Второе «чепе» произошло почти одновременно с первым: кто-то украл на камбузе дневную норму хлеба — пятьсот граммов. Граница был в отчаянии. Туровцев понимал, что искать пропажу бессмысленно, хлеб крадут не для того, чтобы хранить. Способов найти виновного существовало только два — выяснить или догадаться. Следствие или наитие.
«Чтоб ему подавиться, — думал Митя, сидя за штурманским столиком и в десятый раз проглядывая список личного состава, который знал наизусть. — Кто из наших мог сделать такую подлость? Стыд и срам, прямо хоть в угрозыск обращайся… — Он представил, как ищейку на блоке спускают в центральный пост, и хмуро посмеялся. — Самое скверное, что не на кого и подумать. Соловцов? Этот при случае не задумается, но у товарищей не возьмет. И вообще для него это не масштаб. Сам Граница? Ну, тогда он величайший актер в мире. Поговорить, что ли, с Олешкевичем?»

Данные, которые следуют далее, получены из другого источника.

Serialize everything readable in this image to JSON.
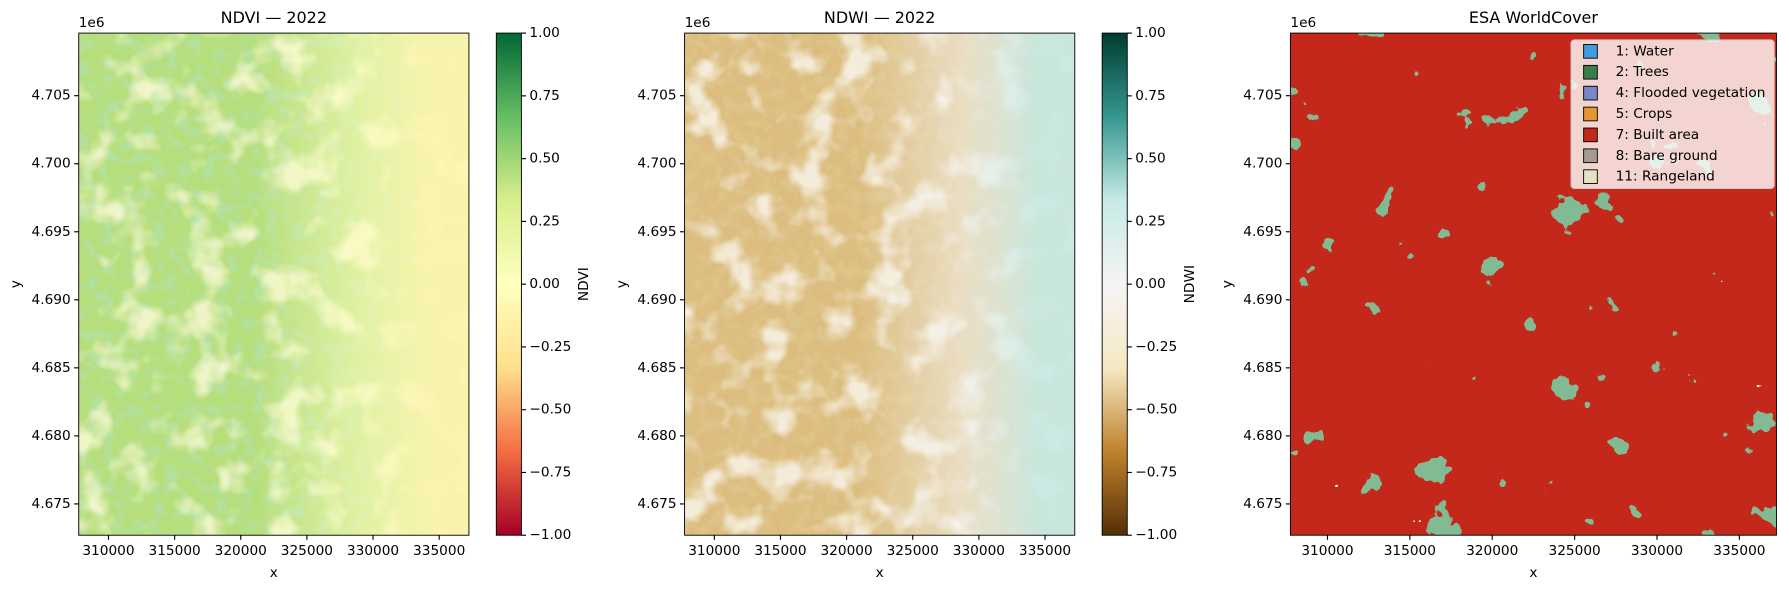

Олешкевич оказался в корме, и, чтоб не вызывать его в центральный пост, где все время кто-нибудь толчется, Митя пошел к нему сам. Проходя через моторный отсек, Митя увидел Тулякова. Старшина сидел на разножке перед деревянными козлами, на которых покоилась цилиндровая втулка, и «выводил эллипс». При других обстоятельствах втулку можно было просто сменить, но по блокадным временам это было роскошью непозволительной, и эллиптичность выводилась вручную при помощи стеклянной шкурки и шлифовальных порошков. Работа эта требовала высочайшего мастерства, осторожности и терпения. Все эти качества у Тулякова были, но, кроме них, было еще одно: старшина искренне считал свою уникальную работу пустяковиной и занимался ею, как старуха вязаньем, только в свободное время. При появлении штурмана Туляков и не подумал встать, больше того — он сделал гримасу, означавшую: прикрой за собой дверь и подойди поближе. Митя, давно усвоивший разницу между условным кораблем и ремонтирующейся лодкой, не усмотрел в этом нарушения субординации, он уже знал, что можно дерзить, стоя навытяжку, и уважать начальство «из положения сидя». Поэтому он осторожно прикрыл за собой железную дверь с нарисованной на ней таблицей для перестукивания и опустился на корточки рядом со старшиной.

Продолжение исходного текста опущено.